Хрестоматия по истории СССР. – Т. 2: 1682–1856 / сост. С.С. Дмитриев, М.В. Нечкина. – 2-е изд. – М.: Гос. учеб.-педаг. изд. Министерства просвещения РСФСР, 1949 г. – С. 549–552.

 

«Общество соединенных славян» [149]

Общество имело главною целию освобождение всех славянских племен от самовластия, уничтожение существующей между некоторыми из них национальной ненависти и соединение всех обитаемых ими земель федеративным союзом[150]. Предполагалось с точностью определить границы каждого государства, ввести у всех народов форму демократического представительного прав­ления, составить конгресс для управления делами Союза и для изменения, в случае надобности, общих коренных законов, представляя каждому государству заняться внутренним устройством и быть независимым в составлении частных своих узаконений...

Убеждение в сих правилах заставляло славян выводить сле­дующие заключения:

1) Никакой переворот не может быть успешен без согласия и содействия целой нации; посему прежде всего надо приготовить народ к новому образу гражданского существования и потом уже дать ему оный.
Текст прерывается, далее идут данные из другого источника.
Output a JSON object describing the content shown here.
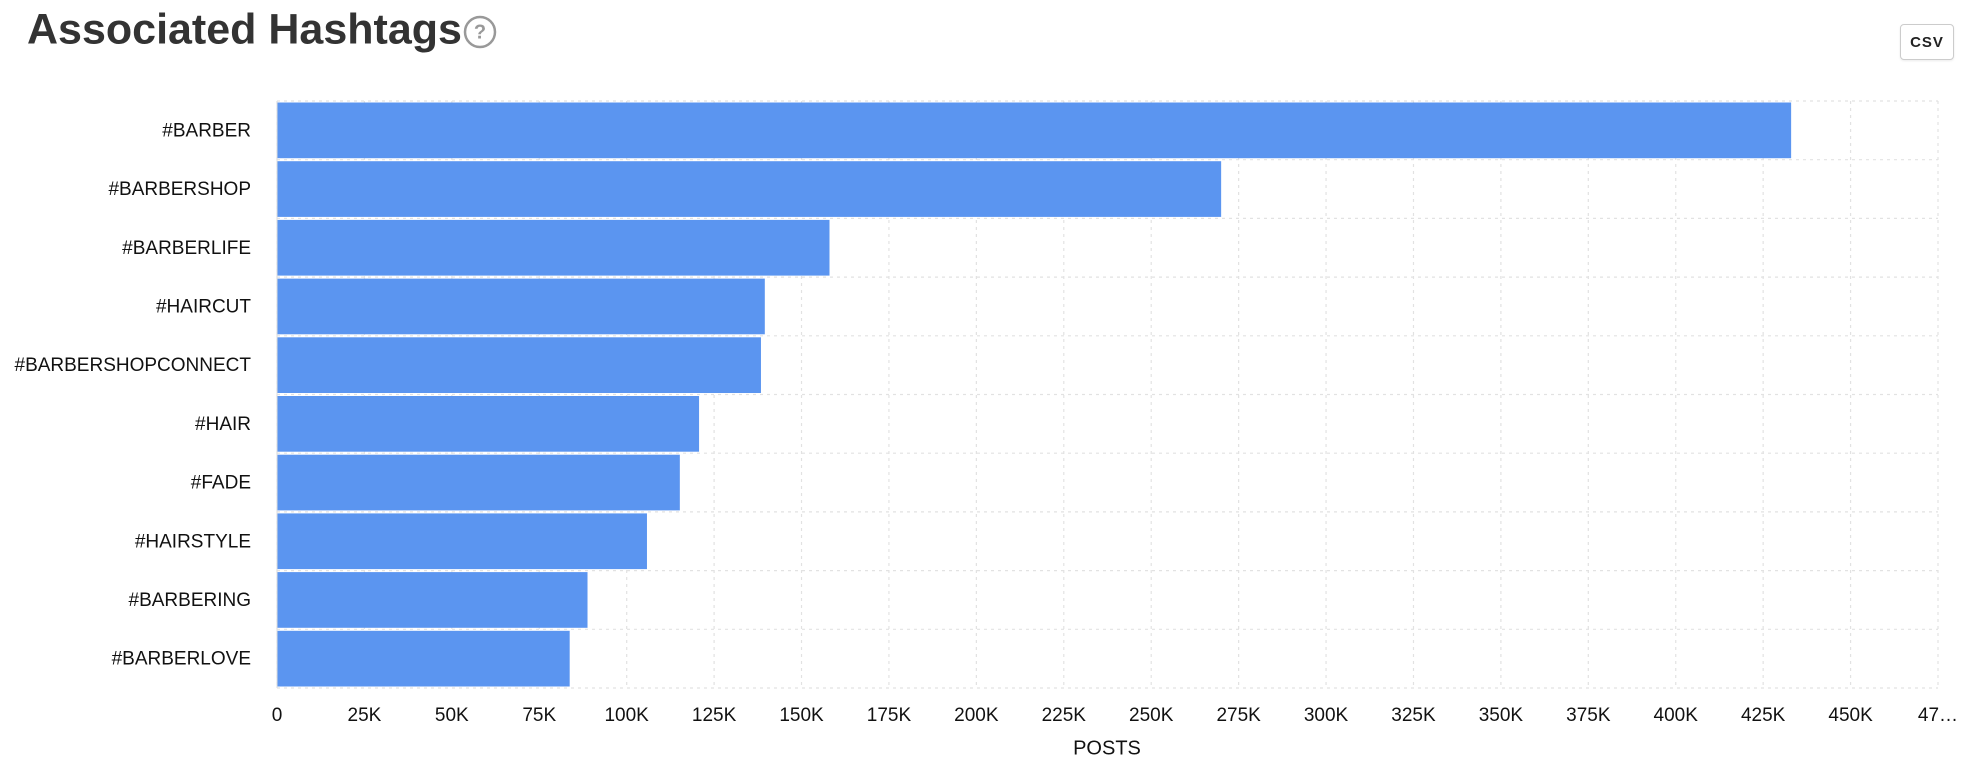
{
  "header": {
    "title": "Associated Hashtags",
    "help_icon": "?",
    "csv_button": "CSV"
  },
  "chart_data": {
    "type": "hbar",
    "color": "#5b95f0",
    "grid": true,
    "x_label": "POSTS",
    "categories": [
      "#BARBER",
      "#BARBERSHOP",
      "#BARBERLIFE",
      "#HAIRCUT",
      "#BARBERSHOPCONNECT",
      "#HAIR",
      "#FADE",
      "#HAIRSTYLE",
      "#BARBERING",
      "#BARBERLOVE"
    ],
    "values": [
      433000,
      270000,
      158000,
      139500,
      138400,
      120700,
      115200,
      105800,
      88800,
      83700
    ],
    "xlim": [
      0,
      475000
    ],
    "xticks": [
      0,
      {
        "value": 25000,
        "label": "25K"
      },
      {
        "value": 50000,
        "label": "50K"
      },
      {
        "value": 75000,
        "label": "75K"
      },
      {
        "value": 100000,
        "label": "100K"
      },
      {
        "value": 125000,
        "label": "125K"
      },
      {
        "value": 150000,
        "label": "150K"
      },
      {
        "value": 175000,
        "label": "175K"
      },
      {
        "value": 200000,
        "label": "200K"
      },
      {
        "value": 225000,
        "label": "225K"
      },
      {
        "value": 250000,
        "label": "250K"
      },
      {
        "value": 275000,
        "label": "275K"
      },
      {
        "value": 300000,
        "label": "300K"
      },
      {
        "value": 325000,
        "label": "325K"
      },
      {
        "value": 350000,
        "label": "350K"
      },
      {
        "value": 375000,
        "label": "375K"
      },
      {
        "value": 400000,
        "label": "400K"
      },
      {
        "value": 425000,
        "label": "425K"
      },
      {
        "value": 450000,
        "label": "450K"
      },
      {
        "value": 475000,
        "label": "47…"
      }
    ]
  }
}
2) Народ не иначе может быть свободным, как сделавшись нравственным, просвещенным и промышленным. Хотя военные революции быстрее достигают цели, но следствия оных опасны: они бывают не колыбелью, но гробом свободы, именем которой совершаются.

Славяне, убежденные в том, что надежды их не могут так скоро исполниться, как они того желали, не хотели терять вре­мени в пустых и невозможных усилиях, но вознамерились сделать все, что зависит от них и ведет, хотя медленно, к предпринятой цели. В исполнение сего намерения они положили определить некоторую часть общественной суммы на выкуп крепостных людей, стараться заводить или споспешествовать заведению небольших сельских и деревенских училищ: внушать крестьянам и солдатам необходимость познания правды и любовь к исполнению обязанностей гражданина и таким образом возбудить в них желание свободы и изменить унизительное состояние рабства.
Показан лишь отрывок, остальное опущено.